I am trying to find the best fitting function in case of logistic regression using R.
regr_A<-glm( cbind(X$M, X$N-X$M)~...., data=mydata, family="binomial"
I want to have the best "composition" of only three regressors
for example like
regr_A<-glm( cbind(X$M, X$N-X$M)~exp(v1^2)+sin(v2)+v3^8, data=mydata, family="binomial"
but also maybe the best fit
regr_A<-glm( cbind(X$M, X$N-X$M)~cos(v2)+v3^3, data=mydata, family="binomial"
whatever.
So is a way to find a function f = g(v1,v2,v3), where g can be everything (the composition of whatever : polynomials, sin, cos etc), that the glm is fitting best?
Sure one can look at the scatter plot and "get a feeling" for the objective function, but is there a way to find it automatically? like to test many possibilities?
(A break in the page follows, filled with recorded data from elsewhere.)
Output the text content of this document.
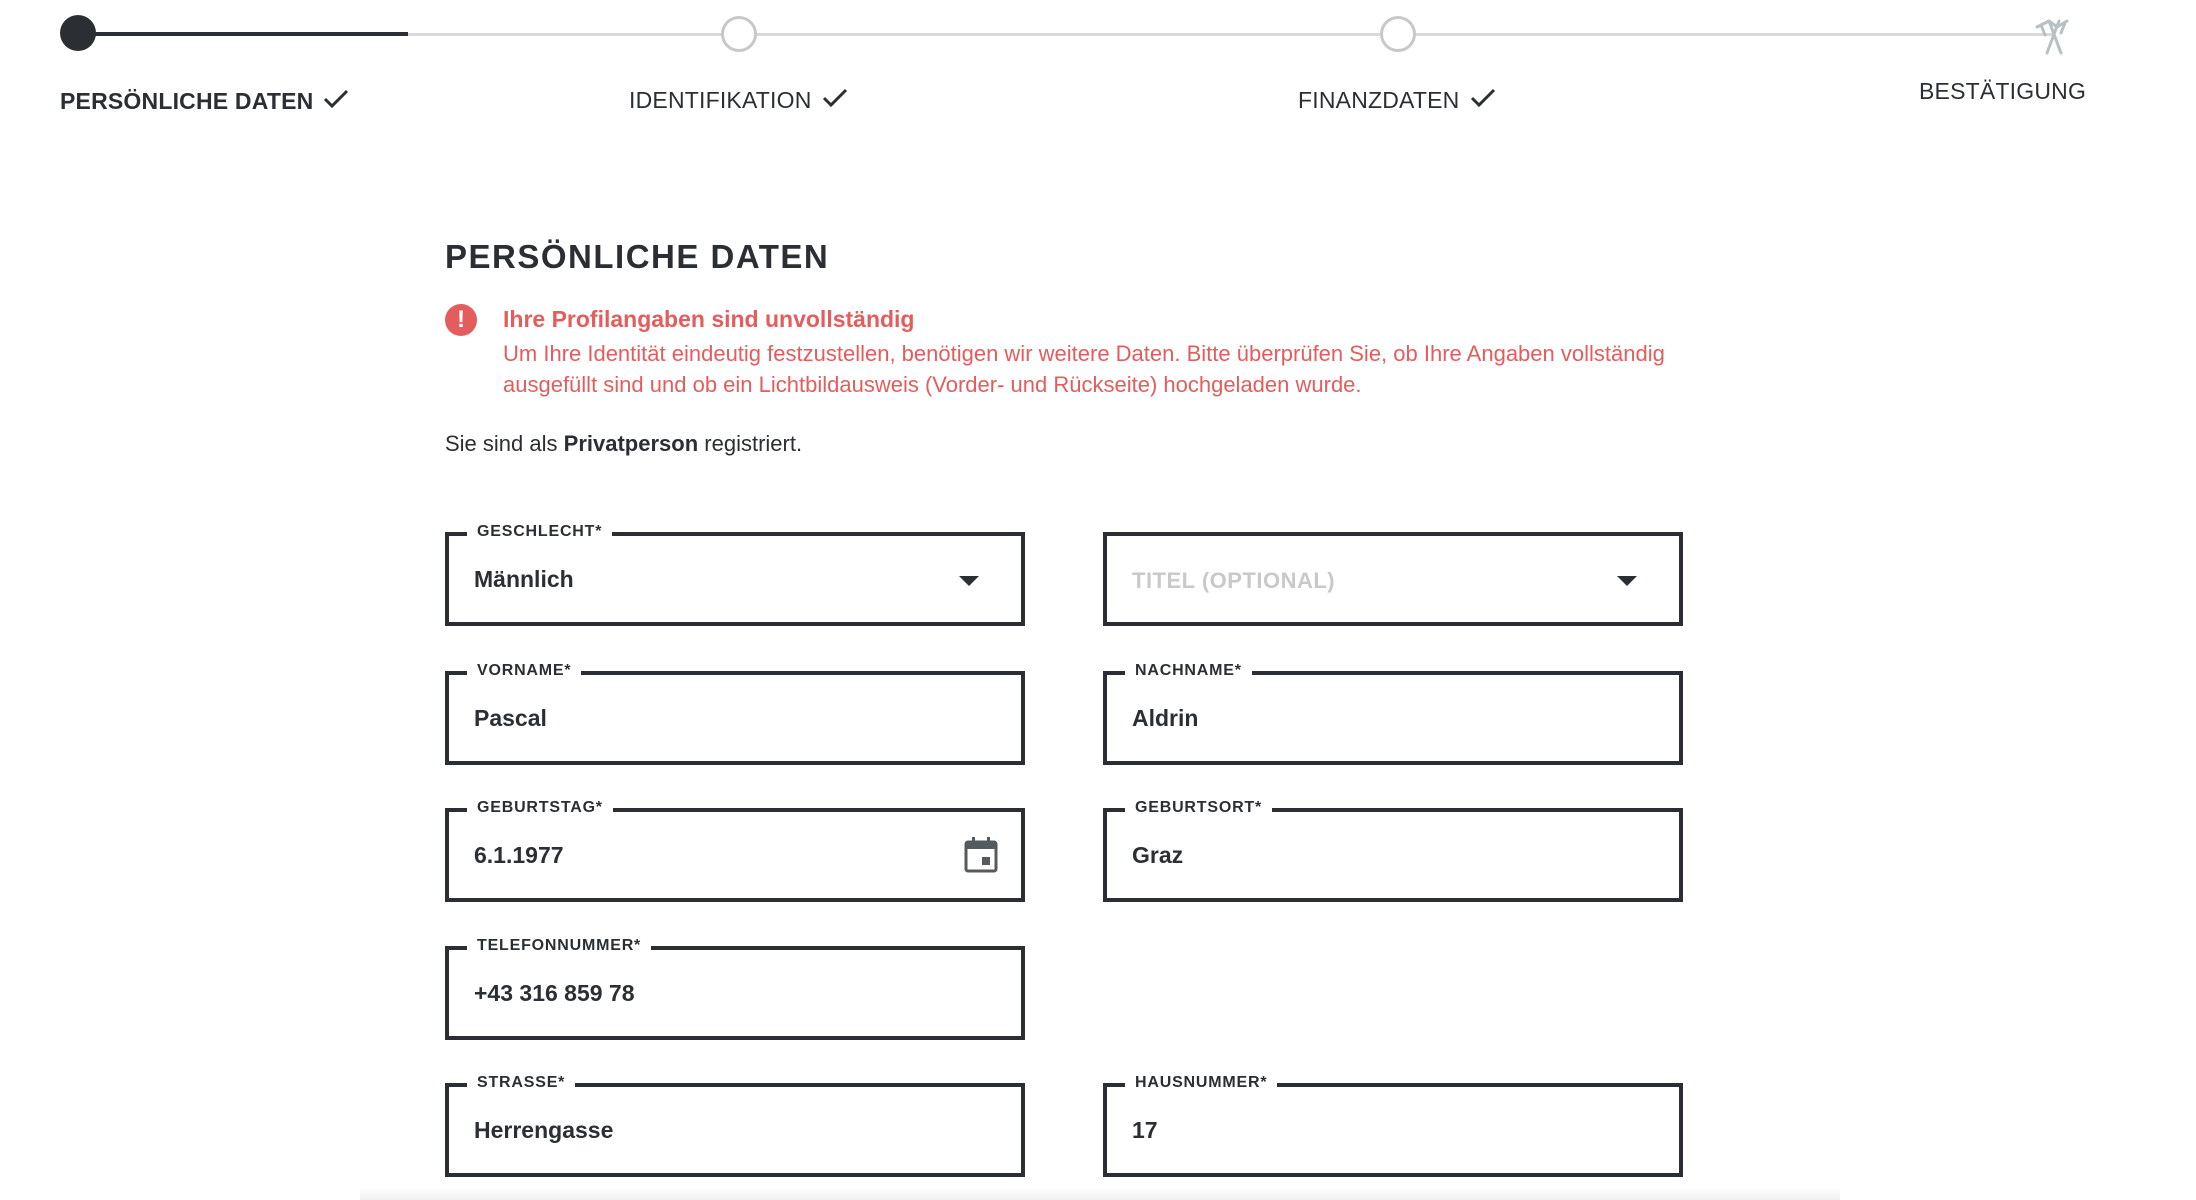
PERSÖNLICHE DATEN	IDENTIFIKATION	FINANZDATEN	BESTÄTIGUNG
PERSÖNLICHE DATEN
!	Ihre Profilangaben sind unvollständig
Um Ihre Identität eindeutig festzustellen, benötigen wir weitere Daten. Bitte überprüfen Sie, ob Ihre Angaben vollständig ausgefüllt sind und ob ein Lichtbildausweis (Vorder- und Rückseite) hochgeladen wurde.
Sie sind als Privatperson registriert.
GESCHLECHT*
Männlich	TITEL (OPTIONAL)
VORNAME*
Pascal
NACHNAME*
Aldrin
GEBURTSTAG*
6.1.1977
GEBURTSORT*
Graz
TELEFONNUMMER*
+43 316 859 78
STRASSE*
Herrengasse
HAUSNUMMER*
17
I am aware that it is not possible to test an infinite number of functions - but do you see a practical possibility ?
something like this:
regr_A <- glm(cbind(X$M, X$N-X$M) ~ HERE IS A LIKELY COMBINATION OF POLYNOME FUNCTIONS, EXP FUNCTIONS etc), data=mydata, family=binomial)
So a minimization problem (for example via deviance or AIC).I just don't know the best way to iterate over the function set?
So there are three regressors
x,y,z and for example polynomials up to degree 10 (of all possible combinations of the three variables) are to be tested and the fitting function which has the smallest AIC is to be chosen.